Banana Dick kept badgering them and badgering them, and they screamed it louder and louder. All of a sudden a Hopkins Cop pulled in behind me, and before I could say anything to the girls they shouted their little expletive. It was so loud that it echoed off the buildings on both sides of the street!

I looked into my rear view mirror only to see the red lights come on, and I pulled over. The cop walked up to my car and asked for my license, then shined his flashlight into my back seat and asked, "Is everyone over 18 in here?" The first girl to speak up and say she was, was the 14 year old, who had a bench warrant out for her arrest for beating up her dad (she was a "Biker Chick")! She said with a smile, "Yes sir, I am over 18 and so are my friends." The cop then asked for ID and she responded, "I don't have it with me." The cop then said that it was against city ordinance to yell profane words, and that I was going to get a ticket!

A few minutes later the cop came back with a citation written out to ME, for saying Fuck You, and he wrote "Fuck You," right on the ticket along with the city ordinance number! It went on MY criminal record and I didn't even say those words! I never said anything over my CB, and was quiet the whole time they were yelling at Banana Dick. The cop informed me that because I was the driver; I was responsible for what went on in my car.

I paid the fine and kept the ticket to show off to all my friends and stuff. Everyone thought it was really cool that "Mr. Goody-Two-Shoes" (my reputation back then) got a ticket for swearing in public, since none of them had ever even heard me swear before; the girls all thought it was funny too. About six months later, someone stole my ticket! That really pissed me off. If I still had it, I would frame it as a tribute to how stupid some of our laws are.

Three of the Five Girls in my car that night and their CB Handles:





-----TWINKIE_________________BAMBI______________HORNEY BANDIT-----

Not Pictured: Misty-Blue, and Dimples--the 14-year-old.

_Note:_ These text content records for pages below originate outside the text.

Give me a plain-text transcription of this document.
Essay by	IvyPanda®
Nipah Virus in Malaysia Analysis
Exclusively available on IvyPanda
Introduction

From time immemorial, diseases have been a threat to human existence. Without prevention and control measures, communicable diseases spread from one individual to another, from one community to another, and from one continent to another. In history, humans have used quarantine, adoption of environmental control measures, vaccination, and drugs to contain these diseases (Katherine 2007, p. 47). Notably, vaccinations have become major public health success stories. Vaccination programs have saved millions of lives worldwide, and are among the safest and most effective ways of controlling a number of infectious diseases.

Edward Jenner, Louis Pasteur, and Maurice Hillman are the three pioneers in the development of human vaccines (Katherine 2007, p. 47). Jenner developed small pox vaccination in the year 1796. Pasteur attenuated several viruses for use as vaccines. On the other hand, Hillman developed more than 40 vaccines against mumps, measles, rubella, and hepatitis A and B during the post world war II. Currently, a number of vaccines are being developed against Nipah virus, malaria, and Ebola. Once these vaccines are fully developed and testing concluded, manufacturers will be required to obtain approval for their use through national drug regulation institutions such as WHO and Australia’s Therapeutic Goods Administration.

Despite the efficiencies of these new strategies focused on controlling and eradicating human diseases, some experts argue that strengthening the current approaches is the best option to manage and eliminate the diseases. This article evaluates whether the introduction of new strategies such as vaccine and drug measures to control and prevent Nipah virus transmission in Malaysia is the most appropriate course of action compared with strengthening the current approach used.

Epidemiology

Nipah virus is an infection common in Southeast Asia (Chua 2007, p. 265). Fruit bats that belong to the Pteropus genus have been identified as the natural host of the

And of course, the one called....


BANANA DICK


----------



## PunkWithOuttaSafetyPin (Dec 9, 2018)

I'm pretty sure if you took that to court they would have dismissed the ticket. It's literally why we have a 1st Amendment.


----------



## DoctorZ (Dec 9, 2018)

PunkWithOuttaSafetyPin said:


> I'm pretty sure if you took that to court they would have dismissed the ticket. It's literally why we have a 1st Amendment.



There were a lot of tickets I got when I was young that looking back, I probably could have gotten dismissed in court, but you don't think of those things when you're a kid.


----------



## PunkWithOuttaSafetyPin (Dec 9, 2018)

DoctorZ said:


> There were a lot of tickets I got when I was young that looking back, I probably could have gotten dismissed in court, but you don't think of those things when you're a kid.



Oh, in my younger years I found myself shuffling between the Inglewood, Torrance, and Compton Courthouses being charged with a variety of bullshit and for the most part got away with what I was being accused of because I actually did think of those things as a kid and would get a boner watching the judge chew some asshole cop out because they tried being shiesty....totally worth the beatings that I had began receiving in replace of tickets


----------



## DoctorZ (Dec 9, 2018)

PunkWithOuttaSafetyPin said:


> Oh, in my younger years I found myself shuffling between the Inglewood, Torrance, and Compton Courthouses being charged with a variety of bullshit and for the most part got away with what I was being accused of because I actually did think of those things as a kid and would get a boner watching the judge chew some asshole cop out because they tried being shiesty....totally worth the beatings that I had began receiving in replace of tickets



Gee, I had to hire a lawyer to get off of all the more serious stuff I got in to. However, a friend of mine was more "street-wise" and he got a lot of things dropped. However when he got pulled over, the cops had to spend a lot of time reading through all THREE PAGES of priors he had before dealing with him. But then he liked going to court because he said all his friends would be sitting there waiting to see the judge and they could get "caught up on things" during the wait. LOL.


----------